Australian Prime Minister Kevin Rudd has said that paid maternity leave would be introduced in the country soon. He noted that it was time the country adopted a system to reward women for caring for their infants.
The Productivity Commission recommended a taxpayer-funded scheme under which the primary carer of a child would receive 18 weeks' paid maternity leave at the minimum wage rate, now 544 dollars (449 US) a week.
Employers currently only have to give women 12 months of unpaid leave when they have a baby.
The commission proposal, estimated to cost about 1.3 billion dollars a year, would see working mothers paid more than their stay-at-home counterparts. It would also allow partners to receive up to an extra two weeks' paid leave.
Rudd declined to say whether his administration would support the commission plan for new mothers to receive 18 weeks of paid leave.

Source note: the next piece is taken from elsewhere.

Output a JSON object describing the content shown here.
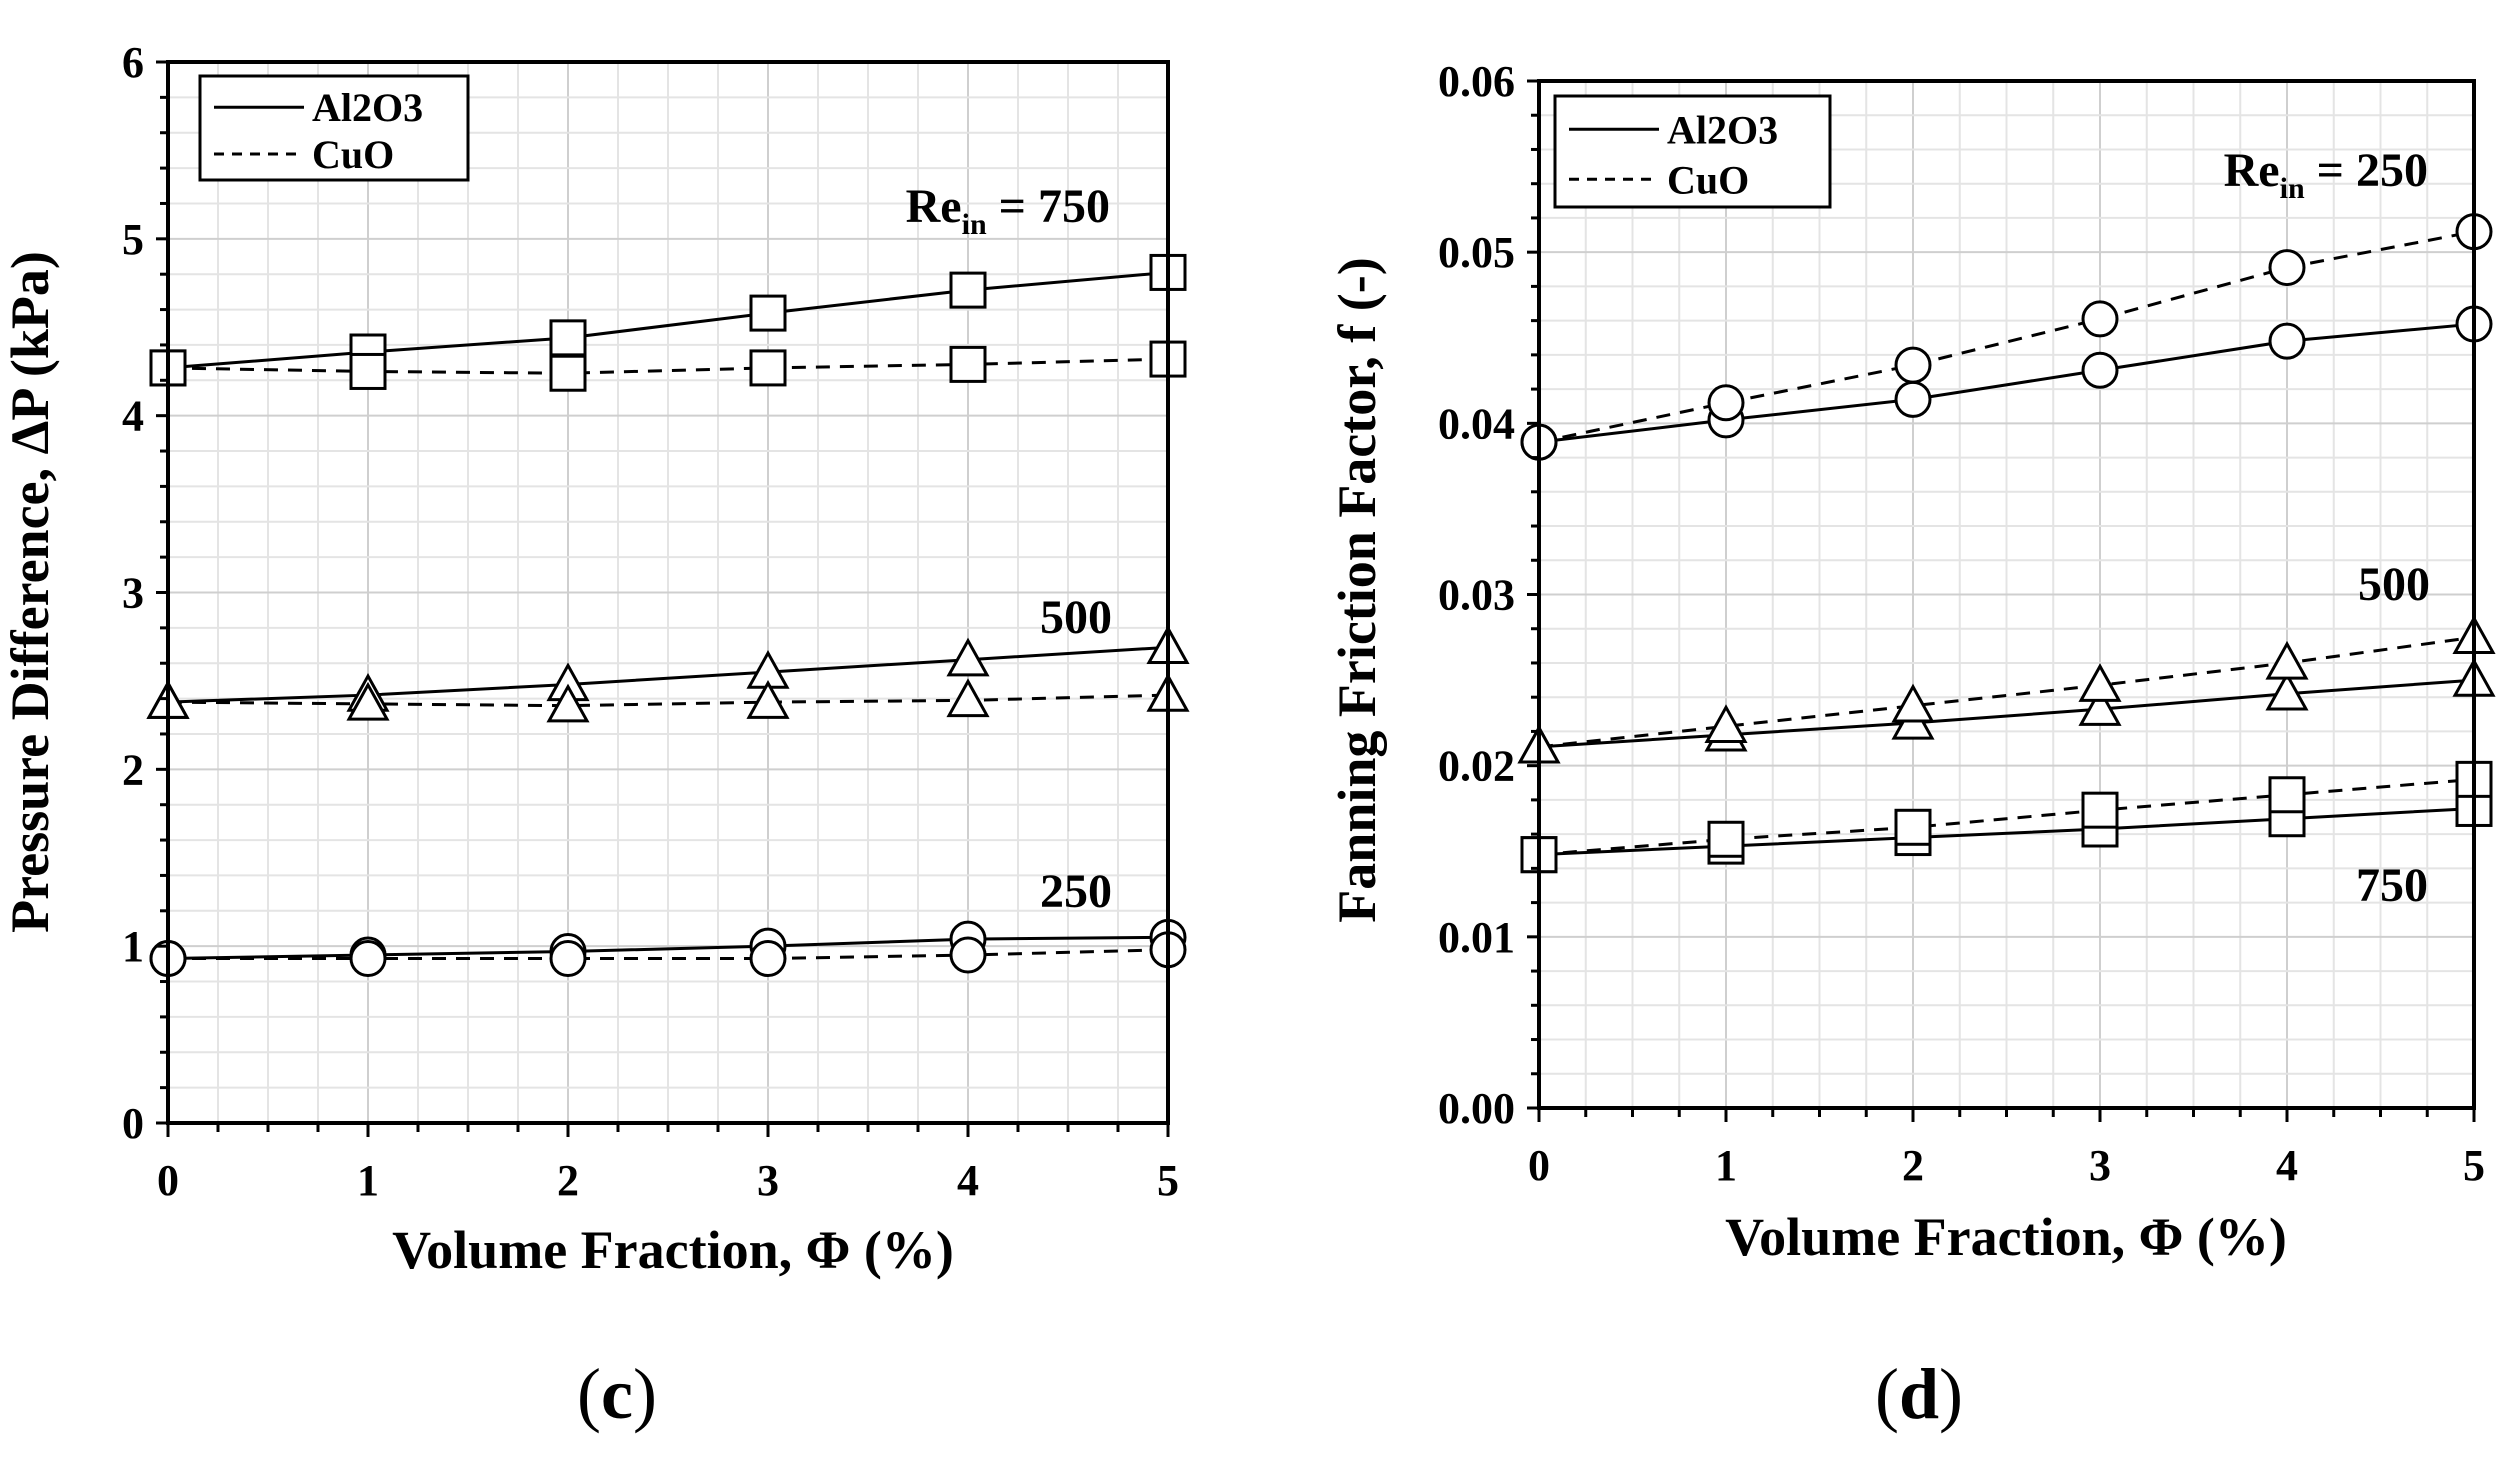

The proposal also calls for the 'baby bonus,' a one-off 5,000 dollar payment all mothers are eligible for depending on income, to be scrapped for all but stay-at-home mums.
"The future economy has to provide this level of choice for stay-at-home mums, to be supported with the baby bonus, but also for women in the paid work force to be supported with paid maternity leave," Rudd told reporters in Newcastle, north of Sydney.
Productivity commissioner Robert Fitzgerald said the move was "a workplace entitlement" and "not a welfare measure."